Location
- 12201 Old Henry Road Middletown, Kentucky United States

Information
- Funding type: Private school
- Religious affiliation: Catholicism
- Established: 1973; 53 years ago
- Headmaster: Michael Swearingen
- Grades: pre-school - 12
- Gender: Mixed
- Website: www.holyangelslouisville.com

= Holy Angels Academy (Louisville, Kentucky) =

Holy Angels Academy is a private, co-educational, Roman Catholic grade school and high school in Louisville, Kentucky within the Archdiocese of Louisville. Holy Angels Academy is located at 12201 Old Henry Road, Middletown, KY.

==Background==
Founded in 1973 in Louisville, Kentucky, Holy Angels Academy was established to provide a Christ-centered education in the full range of academic subjects and the doctrine and practice of the Catholic faith. In 1995 a college prep high school program in the classical tradition was added.

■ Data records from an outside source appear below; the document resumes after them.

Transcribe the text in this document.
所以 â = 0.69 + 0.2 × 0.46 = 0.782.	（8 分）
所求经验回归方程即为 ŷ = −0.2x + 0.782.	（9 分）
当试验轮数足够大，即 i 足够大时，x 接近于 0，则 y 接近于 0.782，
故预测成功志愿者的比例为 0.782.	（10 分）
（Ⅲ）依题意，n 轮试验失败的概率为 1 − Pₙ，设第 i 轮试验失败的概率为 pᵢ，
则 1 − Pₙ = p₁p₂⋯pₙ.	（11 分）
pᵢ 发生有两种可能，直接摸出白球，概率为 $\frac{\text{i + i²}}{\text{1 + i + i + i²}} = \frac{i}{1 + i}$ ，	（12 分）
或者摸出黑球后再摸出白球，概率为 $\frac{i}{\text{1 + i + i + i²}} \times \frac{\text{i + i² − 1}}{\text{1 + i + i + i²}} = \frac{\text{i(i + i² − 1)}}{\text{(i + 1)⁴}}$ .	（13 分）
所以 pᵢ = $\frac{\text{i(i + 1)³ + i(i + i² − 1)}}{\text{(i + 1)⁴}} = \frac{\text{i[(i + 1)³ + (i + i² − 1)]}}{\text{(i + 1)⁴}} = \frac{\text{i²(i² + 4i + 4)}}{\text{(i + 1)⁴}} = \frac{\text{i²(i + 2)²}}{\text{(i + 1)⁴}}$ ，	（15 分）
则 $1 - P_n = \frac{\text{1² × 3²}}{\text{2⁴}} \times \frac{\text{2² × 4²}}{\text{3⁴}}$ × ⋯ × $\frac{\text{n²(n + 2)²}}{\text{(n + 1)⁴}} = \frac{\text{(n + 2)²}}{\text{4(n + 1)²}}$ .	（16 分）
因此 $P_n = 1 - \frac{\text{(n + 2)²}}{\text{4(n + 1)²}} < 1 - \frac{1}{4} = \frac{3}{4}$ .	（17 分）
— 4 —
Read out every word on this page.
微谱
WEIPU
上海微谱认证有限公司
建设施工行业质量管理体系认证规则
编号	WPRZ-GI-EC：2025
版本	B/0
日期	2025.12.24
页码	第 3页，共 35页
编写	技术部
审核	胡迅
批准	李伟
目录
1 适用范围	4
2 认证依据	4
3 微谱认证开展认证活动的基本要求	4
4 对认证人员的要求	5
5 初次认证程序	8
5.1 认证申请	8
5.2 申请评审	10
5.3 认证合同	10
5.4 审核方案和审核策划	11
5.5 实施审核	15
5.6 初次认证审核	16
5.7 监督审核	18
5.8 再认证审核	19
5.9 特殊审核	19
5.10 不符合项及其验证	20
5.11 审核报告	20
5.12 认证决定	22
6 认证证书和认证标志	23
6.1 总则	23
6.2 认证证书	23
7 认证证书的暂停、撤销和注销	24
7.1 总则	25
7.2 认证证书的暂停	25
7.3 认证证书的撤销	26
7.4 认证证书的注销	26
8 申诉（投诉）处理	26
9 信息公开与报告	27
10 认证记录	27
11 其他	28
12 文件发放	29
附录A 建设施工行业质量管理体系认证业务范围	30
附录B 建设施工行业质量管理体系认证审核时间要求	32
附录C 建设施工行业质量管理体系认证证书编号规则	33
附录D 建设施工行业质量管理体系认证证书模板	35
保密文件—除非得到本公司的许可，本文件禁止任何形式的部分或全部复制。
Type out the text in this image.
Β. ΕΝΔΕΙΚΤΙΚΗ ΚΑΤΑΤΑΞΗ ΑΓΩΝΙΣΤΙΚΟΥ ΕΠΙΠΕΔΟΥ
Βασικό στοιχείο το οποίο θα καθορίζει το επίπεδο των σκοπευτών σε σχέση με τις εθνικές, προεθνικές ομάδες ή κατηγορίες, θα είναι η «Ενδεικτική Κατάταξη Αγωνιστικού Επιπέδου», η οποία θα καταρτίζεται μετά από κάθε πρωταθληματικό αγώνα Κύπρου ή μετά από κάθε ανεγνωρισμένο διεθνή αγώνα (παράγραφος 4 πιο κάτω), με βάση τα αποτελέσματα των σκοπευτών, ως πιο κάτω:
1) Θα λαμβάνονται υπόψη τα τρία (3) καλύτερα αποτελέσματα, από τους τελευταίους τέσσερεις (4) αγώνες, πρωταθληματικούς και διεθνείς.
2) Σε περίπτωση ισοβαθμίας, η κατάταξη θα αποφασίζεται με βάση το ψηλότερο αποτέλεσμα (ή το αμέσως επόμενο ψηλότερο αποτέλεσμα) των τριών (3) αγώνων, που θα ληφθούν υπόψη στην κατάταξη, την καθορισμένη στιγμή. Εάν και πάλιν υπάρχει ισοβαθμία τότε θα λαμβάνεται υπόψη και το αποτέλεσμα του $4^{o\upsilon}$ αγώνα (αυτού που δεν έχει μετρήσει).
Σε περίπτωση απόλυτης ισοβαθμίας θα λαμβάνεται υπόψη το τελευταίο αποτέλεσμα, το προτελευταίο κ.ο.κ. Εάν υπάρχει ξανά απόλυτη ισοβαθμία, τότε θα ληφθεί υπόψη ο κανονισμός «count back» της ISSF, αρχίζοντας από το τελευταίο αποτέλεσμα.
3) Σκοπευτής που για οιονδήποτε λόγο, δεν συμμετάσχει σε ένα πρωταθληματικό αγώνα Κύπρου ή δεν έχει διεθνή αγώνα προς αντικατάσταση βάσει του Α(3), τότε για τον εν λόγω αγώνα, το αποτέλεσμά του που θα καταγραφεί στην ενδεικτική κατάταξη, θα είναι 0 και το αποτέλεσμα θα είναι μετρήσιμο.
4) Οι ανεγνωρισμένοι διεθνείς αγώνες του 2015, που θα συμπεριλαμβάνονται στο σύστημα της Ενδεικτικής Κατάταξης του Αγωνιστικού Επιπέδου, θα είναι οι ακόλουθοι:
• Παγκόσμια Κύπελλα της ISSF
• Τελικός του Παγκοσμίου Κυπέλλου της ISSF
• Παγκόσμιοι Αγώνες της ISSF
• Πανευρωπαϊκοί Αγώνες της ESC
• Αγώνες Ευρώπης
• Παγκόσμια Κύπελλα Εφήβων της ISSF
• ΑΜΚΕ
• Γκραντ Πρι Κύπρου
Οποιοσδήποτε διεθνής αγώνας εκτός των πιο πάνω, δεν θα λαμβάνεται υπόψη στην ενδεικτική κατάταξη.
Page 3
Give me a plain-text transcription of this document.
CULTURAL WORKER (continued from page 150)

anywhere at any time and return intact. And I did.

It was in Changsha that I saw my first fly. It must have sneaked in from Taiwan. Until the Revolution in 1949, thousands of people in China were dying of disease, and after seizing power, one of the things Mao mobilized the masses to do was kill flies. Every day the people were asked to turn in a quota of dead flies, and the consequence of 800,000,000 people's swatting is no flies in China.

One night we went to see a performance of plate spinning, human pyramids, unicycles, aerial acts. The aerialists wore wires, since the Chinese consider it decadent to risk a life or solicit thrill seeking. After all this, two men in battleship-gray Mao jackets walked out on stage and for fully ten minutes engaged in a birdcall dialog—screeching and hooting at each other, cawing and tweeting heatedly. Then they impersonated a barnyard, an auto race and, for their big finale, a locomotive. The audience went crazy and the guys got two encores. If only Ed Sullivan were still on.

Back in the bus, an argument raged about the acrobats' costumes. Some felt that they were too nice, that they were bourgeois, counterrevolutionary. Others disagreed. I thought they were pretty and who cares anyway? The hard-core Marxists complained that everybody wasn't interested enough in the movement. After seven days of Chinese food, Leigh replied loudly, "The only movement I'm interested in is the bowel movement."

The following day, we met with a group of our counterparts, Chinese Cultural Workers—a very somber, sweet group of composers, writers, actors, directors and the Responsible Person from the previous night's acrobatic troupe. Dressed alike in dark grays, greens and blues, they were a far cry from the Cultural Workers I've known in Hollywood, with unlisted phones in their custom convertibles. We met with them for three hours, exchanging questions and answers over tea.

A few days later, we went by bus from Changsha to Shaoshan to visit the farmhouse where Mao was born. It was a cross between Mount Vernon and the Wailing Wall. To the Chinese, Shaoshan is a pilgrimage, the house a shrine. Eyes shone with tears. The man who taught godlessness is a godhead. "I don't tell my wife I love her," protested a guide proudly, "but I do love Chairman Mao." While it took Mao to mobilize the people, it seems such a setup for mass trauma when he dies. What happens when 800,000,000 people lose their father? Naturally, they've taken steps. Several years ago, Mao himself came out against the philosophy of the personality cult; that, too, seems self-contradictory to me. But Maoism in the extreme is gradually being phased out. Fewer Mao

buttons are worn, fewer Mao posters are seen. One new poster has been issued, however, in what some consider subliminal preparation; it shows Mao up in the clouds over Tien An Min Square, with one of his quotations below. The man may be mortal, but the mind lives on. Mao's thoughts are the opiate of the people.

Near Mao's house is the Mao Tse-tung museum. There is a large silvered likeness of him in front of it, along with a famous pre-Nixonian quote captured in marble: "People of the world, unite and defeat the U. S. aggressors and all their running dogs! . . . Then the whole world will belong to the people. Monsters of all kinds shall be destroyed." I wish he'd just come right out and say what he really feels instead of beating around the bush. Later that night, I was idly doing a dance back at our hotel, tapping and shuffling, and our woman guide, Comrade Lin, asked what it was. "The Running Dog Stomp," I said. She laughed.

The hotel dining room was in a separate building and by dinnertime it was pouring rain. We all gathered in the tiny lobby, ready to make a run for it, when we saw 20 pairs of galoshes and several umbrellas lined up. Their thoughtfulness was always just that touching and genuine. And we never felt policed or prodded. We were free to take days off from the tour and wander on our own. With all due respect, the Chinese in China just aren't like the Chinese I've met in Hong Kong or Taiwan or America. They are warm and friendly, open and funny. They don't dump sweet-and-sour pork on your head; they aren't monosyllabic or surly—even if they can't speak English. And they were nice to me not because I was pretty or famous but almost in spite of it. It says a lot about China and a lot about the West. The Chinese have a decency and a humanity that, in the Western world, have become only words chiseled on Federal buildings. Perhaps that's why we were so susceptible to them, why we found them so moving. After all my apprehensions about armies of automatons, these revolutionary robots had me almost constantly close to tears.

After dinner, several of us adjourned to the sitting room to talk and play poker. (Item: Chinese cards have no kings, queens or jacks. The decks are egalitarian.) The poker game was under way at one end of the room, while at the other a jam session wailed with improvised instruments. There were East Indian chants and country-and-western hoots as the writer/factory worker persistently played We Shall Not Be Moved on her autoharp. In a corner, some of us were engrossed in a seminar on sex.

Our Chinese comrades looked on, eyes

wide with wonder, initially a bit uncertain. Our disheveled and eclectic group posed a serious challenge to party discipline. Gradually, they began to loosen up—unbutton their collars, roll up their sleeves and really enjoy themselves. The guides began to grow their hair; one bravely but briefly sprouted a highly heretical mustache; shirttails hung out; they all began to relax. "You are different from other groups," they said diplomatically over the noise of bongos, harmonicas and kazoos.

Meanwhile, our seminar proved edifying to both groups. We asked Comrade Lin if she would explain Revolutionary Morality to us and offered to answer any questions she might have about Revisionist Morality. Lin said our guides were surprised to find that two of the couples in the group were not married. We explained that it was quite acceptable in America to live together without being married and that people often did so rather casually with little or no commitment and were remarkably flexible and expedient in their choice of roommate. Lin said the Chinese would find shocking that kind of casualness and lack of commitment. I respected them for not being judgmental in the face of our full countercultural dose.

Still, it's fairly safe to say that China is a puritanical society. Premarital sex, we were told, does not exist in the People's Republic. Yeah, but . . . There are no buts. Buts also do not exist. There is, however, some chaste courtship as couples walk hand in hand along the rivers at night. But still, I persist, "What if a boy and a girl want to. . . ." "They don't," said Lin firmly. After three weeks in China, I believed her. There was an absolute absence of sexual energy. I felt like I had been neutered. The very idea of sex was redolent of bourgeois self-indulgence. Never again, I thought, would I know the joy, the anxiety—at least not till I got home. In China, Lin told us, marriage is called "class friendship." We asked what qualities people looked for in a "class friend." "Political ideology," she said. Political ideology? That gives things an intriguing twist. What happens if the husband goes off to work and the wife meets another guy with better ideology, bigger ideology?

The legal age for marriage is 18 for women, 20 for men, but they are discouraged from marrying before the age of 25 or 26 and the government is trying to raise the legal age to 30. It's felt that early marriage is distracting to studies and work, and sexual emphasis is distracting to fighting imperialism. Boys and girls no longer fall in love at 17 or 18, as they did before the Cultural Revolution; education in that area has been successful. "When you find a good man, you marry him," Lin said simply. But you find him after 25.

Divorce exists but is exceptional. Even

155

Holy Angels is a private, independent co-ed Catholic school with pre-school through grade twelve. It is recognized by the Archdiocese of Louisville and accepts the jurisdiction of the local bishop in matters relevant to instruction in Catholic doctrines and beliefs. The Academy is organized as a non-profit 501 c (3) corporation in the Commonwealth of Kentucky. Holy Angels is fully accredited with the National Association of Private Catholic and Independent Schools (NAPCIS) and abides by any regulations required by the State of Kentucky or the United States Government regarding the Academy's legal status.

In the early seventies a small group of lay faithful requested the help of a Dominican nun to establish what became Holy Angels Academy. Sister Mary Elise Groves was a founder and the first principal of Holy Angels.